Avatar & the dream of flying

Avatar-Teaser-Poster
Apple trailer-teaser, "Avatar"

By now you've seen Avatar, maybe more than once. You don't need my review. Let me just argue that all the critics got it right -- the grumpy cineastes who panned it as a simplistic, hack version of the "white messiah" theme, pitting noble mystic-native good guys against greedy techno-corporate bad guys... & the eager technophiles who could not find enough ways to hail it as a historic breakthrough & the greatest pure movie-viewing experience ever.

To me, Avatar is both. Personally, I don't much care that it's a stupid story because I find its images so hauntingly beautiful. I'm particularly moved by the flying sequences, which, after all, tap into a very ancient human dream -- a literal sleeping dream for millions, starting long before Icarus & including me. We've had films of flying before -- shot from balloons & airplanes, e.g. -- but they are dependent on the vagaries of light & lenses & of course they can only record what's there. Avatar has none of these limitations. Its 3D is perfect & we fly through a made-up world.

A dream. Avatar is the only movie that has ever -- for whole sequences -- taken me over like my own nighttime dreams.

I have always had blockbuster dreams. Recently, these have become more frequent. Sometimes after a dream has lit up my brain like a prairie-wide Nebraska thunderstorm for what seems like hours, I'll sit up & spend 20 minutes trying to gather my consciousness back into my head. Where have I been? In my own brain presumably. But who knows? My dreams are huge! They shake my being & then drain away, leaving only fragments.

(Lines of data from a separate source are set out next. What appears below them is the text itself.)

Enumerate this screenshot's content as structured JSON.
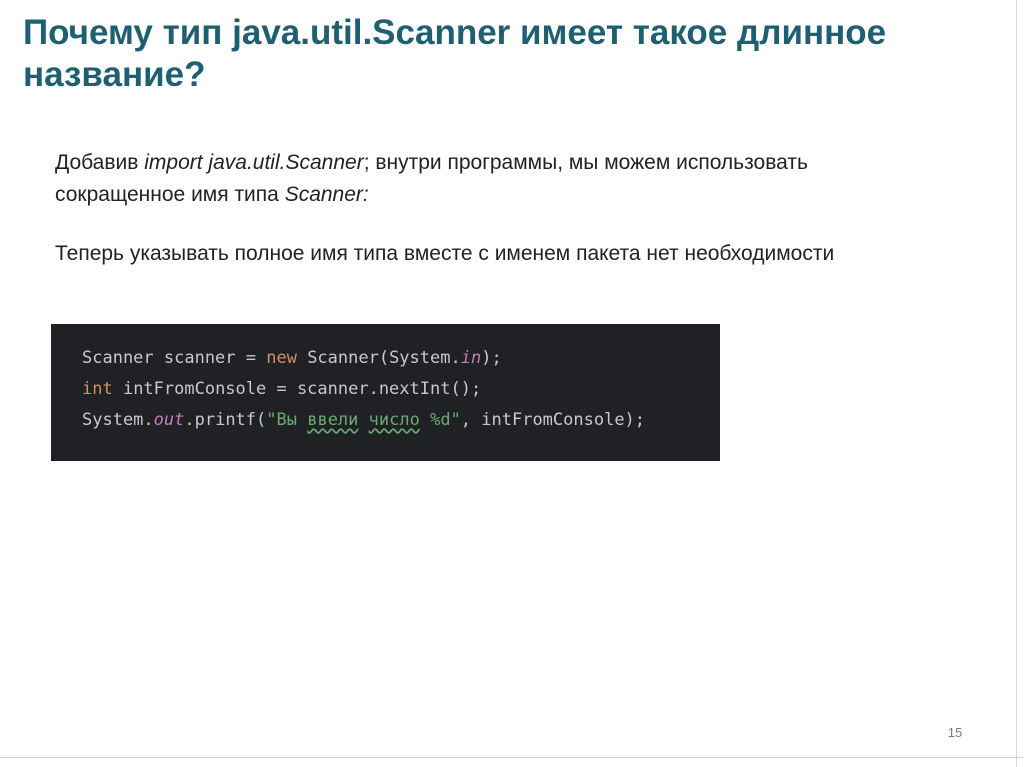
{
  "slide": {
    "title": "Почему тип java.util.Scanner имеет такое длинное название?",
    "paragraph1": {
      "part1": "Добавив ",
      "import_italic": "import java.util.Scanner",
      "part2": "; внутри программы, мы можем использовать сокращенное имя типа ",
      "type_italic": "Scanner:"
    },
    "paragraph2": "Теперь указывать полное имя типа вместе с именем пакета нет необходимости",
    "code": {
      "line1": {
        "a": "Scanner scanner = ",
        "new_kw": "new",
        "b": " Scanner(System.",
        "in_field": "in",
        "c": ");"
      },
      "line2": {
        "int_kw": "int",
        "a": " intFromConsole = scanner.nextInt();"
      },
      "line3": {
        "a": "System.",
        "out_field": "out",
        "b": ".printf(",
        "str1": "\"Вы ",
        "str_typo1": "ввели",
        "str_space": " ",
        "str_typo2": "число",
        "str2": " %d\"",
        "c": ", intFromConsole);"
      }
    },
    "page_number": "15"
  },
  "colors": {
    "title": "#1e5f72",
    "code_background": "#1f2124",
    "keyword": "#cf8e6d",
    "static_field": "#c77dbb",
    "string": "#6aab73"
  }
}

It's odd that I can't remember much about my dreams, because I always experience them so intensely. They may not be aesthetically pleasing like the sequences in Avatar. They are sometimes hellish -- brutal, fecal, shocking. But their versimilitude, my sense of actually living them, is astonishingly complete. Just as in my waking life, I sometimes pull back & marvel at their complexity, the number & vividness of the colors, the intricacy of the plot. And just as in my waking life, their reality is not in dispute.

In my dreams I can fly. I leap from a high place, a roof or cliff top or high tree branch, &, at first, I fall, struggling, body & will, until the fall turns into a swoop & finally -- I am flying. But my flying is never easy. The power to rise, even a little bit, is rare. When it does come, it is somehow intuitive, only dimly understood, more a matter of warm wind or beautiful light than anything I'm doing. The power to simply stay aloft comes & goes too. My flying is best when I have no words or pictures or ideas in my mind, only pure, confident will. Anxiety weakens me & I lose altitude. As I approach the ground, fear jabs at me, the trees & buildings begin to block the sky & flying becomes harder. Going down, I land like a parachutist, tumbling & rolling, & come up running.

As I think about it, my 3-D flying with the blue people & giant reptile birds in Avatar is very different from this. It is beautiful, exalted. Effortless, lyrical, free. It costs me no effort. I love it.

In my own flying dreams I'm not supposed to be flying. I fly anyway & it gives me great joy. But the ground is always tugging. And death is always there.

1 comment:

Christine (CA) said...

Wonderful piece, Tim. I'm totally not in touch with my dreams and sometimes envy those who are. Sometimes, though, I'm just as glad.

As for Avatar...yes, I was totally transported into that world and mostly don't care how dumb the story is. And....I really want a Toruk (the big red winged guy).